View Full Version : Hooking up a Lysiosquillina satellite tank

05/16/2017, 03:59 PM
Several people have asked me how I set up a satellite tank for a Lysiosquillina. In case others are interested, here is a quick description. The dimensions given here are for a 10 cm animal, but it can be scaled up or down accordingly.

I start with a large tank that is stable. It should be at least 18 to 20 inches tall. Then I put together a tall, thin tank. The sides can be made from window glass but the bottom should be thicker. I have my local glass store cut two panes 15 by 12 inche, two tanes 15 by 4 inches and one thicker pane 12.5 by 4.5 inches. The bottom can be closer to 12 by 4, but I like some room to form an outside large silicone bead.

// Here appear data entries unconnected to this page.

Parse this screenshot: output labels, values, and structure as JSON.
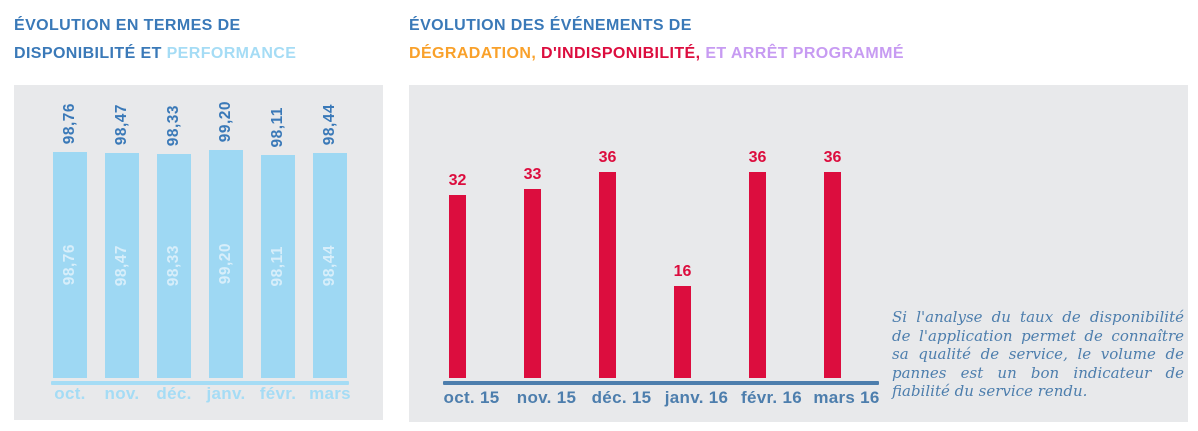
{
  "colors": {
    "panel_background": "#E8E9EB",
    "title_blue": "#3A79B8",
    "light_blue": "#A5DCF5",
    "availability_bar": "#9ED8F3",
    "availability_inner_label": "#D7EEFA",
    "steel_blue": "#4D7EAD",
    "events_bar_red": "#DC0D3E",
    "orange": "#F9A12B",
    "lavender": "#C79BF2"
  },
  "titles": {
    "left": {
      "line1": "ÉVOLUTION EN TERMES DE",
      "line2a": "DISPONIBILITÉ ET ",
      "line2b": "PERFORMANCE"
    },
    "right": {
      "line1": "ÉVOLUTION DES ÉVÉNEMENTS DE",
      "line2a": "DÉGRADATION, ",
      "line2b": "D'INDISPONIBILITÉ, ",
      "line2c": "ET ARRÊT PROGRAMMÉ"
    }
  },
  "chart_data": [
    {
      "type": "bar",
      "title": "ÉVOLUTION EN TERMES DE DISPONIBILITÉ ET PERFORMANCE",
      "categories": [
        "oct.",
        "nov.",
        "déc.",
        "janv.",
        "févr.",
        "mars"
      ],
      "values": [
        98.76,
        98.47,
        98.33,
        99.2,
        98.11,
        98.44
      ],
      "value_labels": [
        "98,76",
        "98,47",
        "98,33",
        "99,20",
        "98,11",
        "98,44"
      ],
      "bar_color": "#9ED8F3",
      "value_label_color": "#3A79B8",
      "inner_label_color": "#D7EEFA",
      "category_color": "#A5DCF5",
      "axis_color": "#A5DCF5",
      "grid": false,
      "legend": false,
      "value_labels_rotated": true
    },
    {
      "type": "bar",
      "title": "ÉVOLUTION DES ÉVÉNEMENTS DE DÉGRADATION, D'INDISPONIBILITÉ, ET ARRÊT PROGRAMMÉ",
      "categories": [
        "oct. 15",
        "nov. 15",
        "déc. 15",
        "janv. 16",
        "févr. 16",
        "mars 16"
      ],
      "values": [
        32,
        33,
        36,
        16,
        36,
        36
      ],
      "value_labels": [
        "32",
        "33",
        "36",
        "16",
        "36",
        "36"
      ],
      "bar_color": "#DC0D3E",
      "value_label_color": "#DC0D3E",
      "category_color": "#4D7EAD",
      "axis_color": "#4D7EAD",
      "grid": false,
      "legend": false,
      "ylim": [
        0,
        40
      ]
    }
  ],
  "annotation": {
    "text": "Si l'analyse du taux de disponibilité de l'application permet de connaître sa qualité de service, le volume de pannes est un bon indicateur de fiabilité du service rendu."
  }
}
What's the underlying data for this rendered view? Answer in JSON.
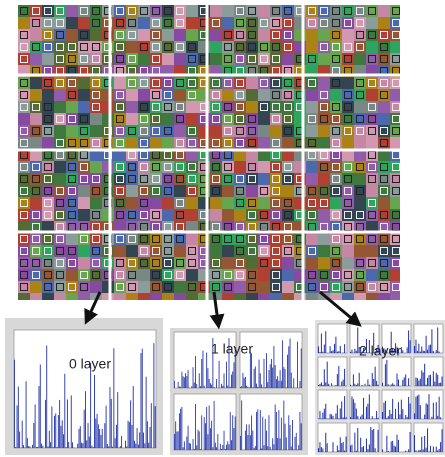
{
  "panels": [
    {
      "label": "0 layer"
    },
    {
      "label": "1 layer"
    },
    {
      "label": "2 layer"
    }
  ]
}
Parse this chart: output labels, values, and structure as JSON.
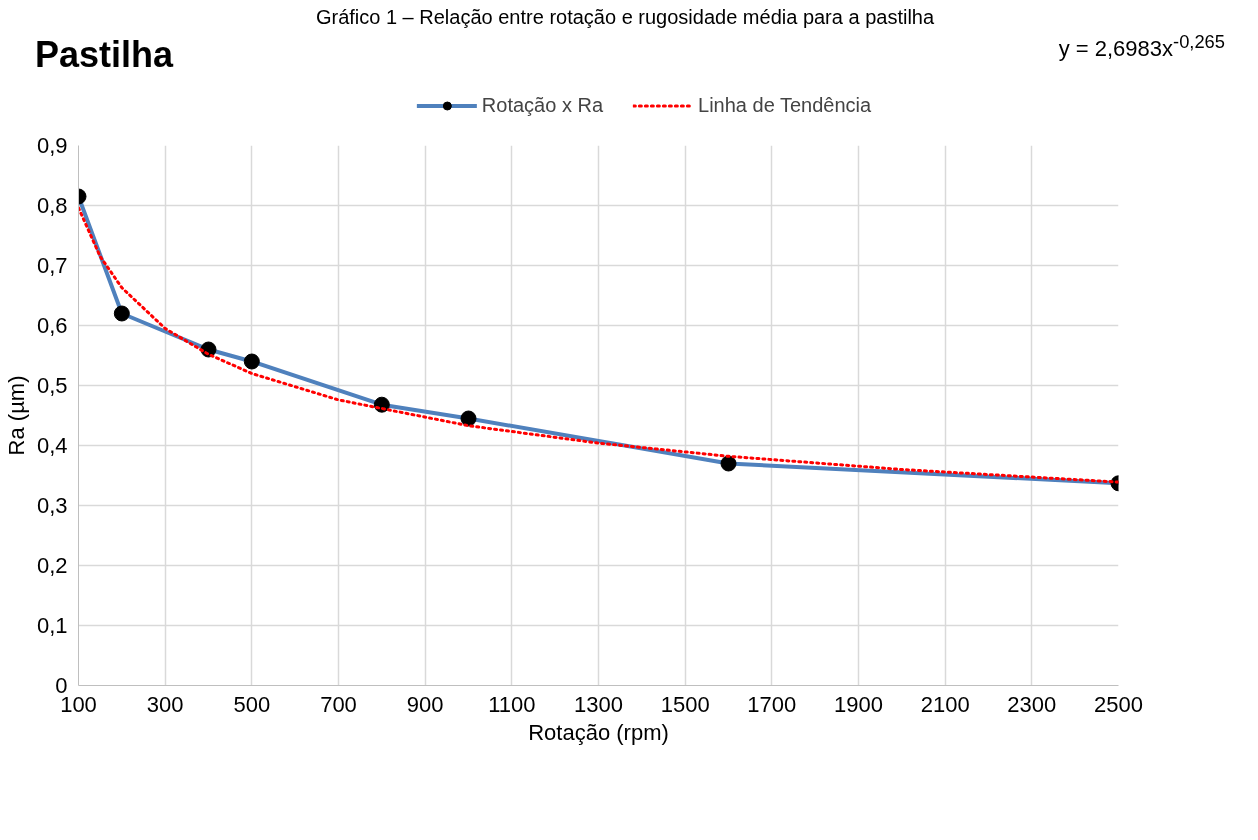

Once the tank has cured, I mount it to the large tank. I usually have the larger tank on a table with at least 4or 5 inches free on one end. I use wood blocks to support the small tank so that the top is the same or just slightly lower than the main tank. I fasten the two tanks together using double sided suction cups or double sided foam tape. I prefer the suction cups because it is easier to unfasten the tanks when the time comes to dismantle them.

I fill the satellite tank with fine coral sand to a depth of 10 to12 inches and make sure that the water level in the large tank is about two inches from the top. I then fill the satellite tank to the same level and connect the two tanks with a 1 inch u-shaped tube, I keep a large 100 cc syringe handy with a length of air-line tubing to suck out the air and start the siphon.

The last step is to establish flow between the to tanks. The first time I did this, I used a small pump placed in the main tank. Big mistake! The siphon accumulated air bubbles, quit flowing and the pump pumped about 20 gallons of water onto the floor - and then burnt out. Now I make sure that the direction of flow is from the satellite to the main tank. Rather than place a pump in the satellite tank I use a small powerhead in the main tank with the air intake connected with a length of air-tubing to the satellite. I use a suction cup to position the tubing a couple of inches below the surface. The flow is sufficient for a Lysiosquillina and if the siphon should break no water overflow occurs and the stomatopod can handle no flow for a day or two.

If you are establishing a very small animal that might swim through the u-tube, a little coarse mesh works well.

I'm sure there are lots of other ways to do this, but this inexpensive and has proved reliable. Of course I don't have a bunch of kids running around the lab, but I'm pretty clumsy and I have yet to knock one over.